عنوان مقاله [English]
Introduction Barley is one of the cereal grains that used to supply energy in broiler diets, but high content of non-starch polysaccharides (NSP) such as β-glucans, has limited the application of it in poultry diets. It has been shown that NSP can increase intestinal viscosity, reduce litter quality, compromising the access of digestive enzymes to dietary components by protecting lipids, starch, and protein, and cause poor productive performance. Recent studies have shown the inclusion of moderate amounts of insoluble fiber or coarse particles in the diet increases the retention time of the digesta in the upper part of the gastrointestinal tract (GIT) (i.e., from crop to gizzard), improves the development and function of the gizzard, and increase the secretion of HCl in the proventriculus in broilers. The objective of this study was to determine the influence of supplementing insoluble fiber sources in different particle sizes on energy and protein efficiency ratios, intestinal morphology and welfare indicesin broiler chickens fed barley based-diets.

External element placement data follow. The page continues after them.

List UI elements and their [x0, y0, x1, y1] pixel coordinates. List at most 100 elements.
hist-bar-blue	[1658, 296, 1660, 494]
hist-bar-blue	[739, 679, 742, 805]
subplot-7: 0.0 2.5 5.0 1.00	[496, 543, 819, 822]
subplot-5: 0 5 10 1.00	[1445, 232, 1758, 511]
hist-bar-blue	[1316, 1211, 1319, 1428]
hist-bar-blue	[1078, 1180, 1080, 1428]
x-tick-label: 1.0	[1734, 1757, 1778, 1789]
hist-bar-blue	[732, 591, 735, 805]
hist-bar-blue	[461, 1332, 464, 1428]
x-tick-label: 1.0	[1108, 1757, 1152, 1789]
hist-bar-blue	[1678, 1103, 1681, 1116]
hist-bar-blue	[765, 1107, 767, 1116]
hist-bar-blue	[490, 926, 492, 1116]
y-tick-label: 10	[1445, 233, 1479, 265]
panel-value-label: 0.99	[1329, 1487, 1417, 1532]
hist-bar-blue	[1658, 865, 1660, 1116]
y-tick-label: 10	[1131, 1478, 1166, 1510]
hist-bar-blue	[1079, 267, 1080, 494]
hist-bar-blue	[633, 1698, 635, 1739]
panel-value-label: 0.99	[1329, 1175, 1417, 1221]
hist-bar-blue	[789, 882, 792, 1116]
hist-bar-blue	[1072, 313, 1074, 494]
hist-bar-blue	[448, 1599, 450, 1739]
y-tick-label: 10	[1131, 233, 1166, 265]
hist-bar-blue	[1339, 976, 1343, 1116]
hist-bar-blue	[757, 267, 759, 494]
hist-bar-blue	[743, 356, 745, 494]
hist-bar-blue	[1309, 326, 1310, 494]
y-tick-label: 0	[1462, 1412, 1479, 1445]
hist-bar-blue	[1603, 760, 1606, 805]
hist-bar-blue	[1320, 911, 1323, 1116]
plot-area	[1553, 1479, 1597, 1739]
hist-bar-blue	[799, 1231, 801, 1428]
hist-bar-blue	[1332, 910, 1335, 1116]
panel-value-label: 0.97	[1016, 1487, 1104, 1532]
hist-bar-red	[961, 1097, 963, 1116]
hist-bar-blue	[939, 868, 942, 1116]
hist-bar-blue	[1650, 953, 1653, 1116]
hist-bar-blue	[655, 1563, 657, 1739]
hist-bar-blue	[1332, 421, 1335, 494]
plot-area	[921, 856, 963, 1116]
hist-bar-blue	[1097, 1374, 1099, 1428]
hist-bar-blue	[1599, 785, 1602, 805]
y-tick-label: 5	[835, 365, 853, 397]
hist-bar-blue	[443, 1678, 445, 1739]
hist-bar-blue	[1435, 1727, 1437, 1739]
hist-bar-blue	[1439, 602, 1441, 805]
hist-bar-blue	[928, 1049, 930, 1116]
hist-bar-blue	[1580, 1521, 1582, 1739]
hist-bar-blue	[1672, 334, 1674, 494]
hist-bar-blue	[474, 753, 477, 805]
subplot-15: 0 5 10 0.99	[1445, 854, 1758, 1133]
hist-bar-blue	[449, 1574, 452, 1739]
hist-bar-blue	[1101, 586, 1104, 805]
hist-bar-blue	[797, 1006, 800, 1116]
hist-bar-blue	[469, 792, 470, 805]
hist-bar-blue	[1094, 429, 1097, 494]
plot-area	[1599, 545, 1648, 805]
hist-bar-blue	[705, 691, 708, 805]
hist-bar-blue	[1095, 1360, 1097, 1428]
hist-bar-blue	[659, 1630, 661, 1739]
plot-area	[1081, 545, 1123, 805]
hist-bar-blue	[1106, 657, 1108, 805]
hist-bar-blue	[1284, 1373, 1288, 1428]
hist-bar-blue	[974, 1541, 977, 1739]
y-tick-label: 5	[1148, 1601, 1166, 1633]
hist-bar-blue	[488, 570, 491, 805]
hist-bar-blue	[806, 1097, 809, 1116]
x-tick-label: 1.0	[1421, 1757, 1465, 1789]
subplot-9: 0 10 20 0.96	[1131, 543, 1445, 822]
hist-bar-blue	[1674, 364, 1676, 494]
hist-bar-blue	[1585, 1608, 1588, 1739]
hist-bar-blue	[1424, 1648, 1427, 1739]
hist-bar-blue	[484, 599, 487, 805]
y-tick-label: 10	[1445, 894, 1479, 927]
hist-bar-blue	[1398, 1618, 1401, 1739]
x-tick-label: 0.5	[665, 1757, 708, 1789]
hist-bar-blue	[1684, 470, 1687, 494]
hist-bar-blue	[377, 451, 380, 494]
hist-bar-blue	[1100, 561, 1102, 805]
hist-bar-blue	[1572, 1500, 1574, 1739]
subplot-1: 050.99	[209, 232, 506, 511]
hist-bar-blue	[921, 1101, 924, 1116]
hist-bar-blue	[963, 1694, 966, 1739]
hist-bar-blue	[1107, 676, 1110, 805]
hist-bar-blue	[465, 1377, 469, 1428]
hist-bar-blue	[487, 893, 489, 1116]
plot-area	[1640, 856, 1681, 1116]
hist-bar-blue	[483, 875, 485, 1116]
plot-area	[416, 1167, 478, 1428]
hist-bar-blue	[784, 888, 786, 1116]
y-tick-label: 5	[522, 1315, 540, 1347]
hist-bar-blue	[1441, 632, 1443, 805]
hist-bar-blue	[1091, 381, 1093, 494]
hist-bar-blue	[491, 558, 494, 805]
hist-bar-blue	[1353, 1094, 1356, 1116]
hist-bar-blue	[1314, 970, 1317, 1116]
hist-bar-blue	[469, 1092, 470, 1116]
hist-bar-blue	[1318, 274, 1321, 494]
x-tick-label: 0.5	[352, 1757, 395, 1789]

Materials and Methods Ross 308 (n=308) were used in a completely randomized design with 7 treatments, 4 replicates and 11 chickens per replicate for 42 days. The dietary treatments included: a barley based- diet (control, CTL) or Sunflower hulls (SFH), Sugarcane bagasse (SB), and Wheat bran (WB) ground through a 1.0 (fine) or 3.0 mm (coarse) screen that were added to the control diet at 3.0%. The CTL diet included 3.0% fine silica sand as filler that was replaced by the same amount of insoluble fiber sources in the corresponding diets. The dry sieving method was used to determine the particle size distribution of diets. Body weight gain (BWG) and feed intake (FI) of each pen were recorded. Feed conversion ratio (FCR) adjusted for mortality and it was calculated by dividing FI with BWG for each period of the experiment (1-21 d and 22-42 d) in total period (1-42 d). The welfare indices were examined at 42 days of age. Litter moisture was measured on days 35 and 42 of the rearing period. For the purpose of small intestinal morphological studies, the digestive tract of slaughtered birds (two birds of each replicate) was removed at 42 days of age and from two small intestine sections including duodenum and Jejunum, two centimeter-long Isolated.
Results and Discussion The results showed that different sources of insoluble fiber showed significant effect (p < 0.05) on energy and protein efficiency ratios during growth period (22-42 days of age) and whole experimental period (1-42 days of age). During the entire experimental period (1-42 d), dietary inclusion of SFH (coarse and fine) and WB (fine particle size) improved BWG as compared to the CTL diet (P < 0.05). Dietary inclusion of WB and SFH in both particle sizes (coarse and fine) and SB (coarse particle size) improved FCR as compared to the CTL diet from 1-42 d (P < 0.05). The villus height and villus height to crypt depth ratio in duodenum of treatments fed insoluble fiber with the exception of sugarcane bagasse with particle size of 1 mm showed significant increase (p < 0.05) in comparison to control diet. The number of goblet cells in jejunum of treatments fed insoluble fiber significantly decreased (p < 0.05) when compared to control group. The relative frequency of score two welfare indices was higher in control treatment. Reports have indicated that soluble and insoluble non-starch polysaccharides (NSp < /strong>) affect digestive organs and intestinal morphology of broilers. Coarse fiber and large particles may increase villi length in gastrointestinal tract. Therefore, increased villi length resulted in increased surface area for more absorption of nutrients. Currently, the control of litter moisture is a priority in the broiler industry to reduce productivity losses and minimize bird welfare issues due to footpad dermatitis (FPD), hock burn (HB), and ammonia production. Wet litter was found to increase FDP, HB, and breast irritations and reduce broiler performance. The inclusion of 3% fiber in the diet resulted in lower litter moisture content.
Conclusion Overall, the results showed that dietary inclusion of three percent of different insoluble fiber sources improved energy and protein efficiency ratios, intestinal morphology, litter moisture and welfare parameters of broilers fed barley-based diet.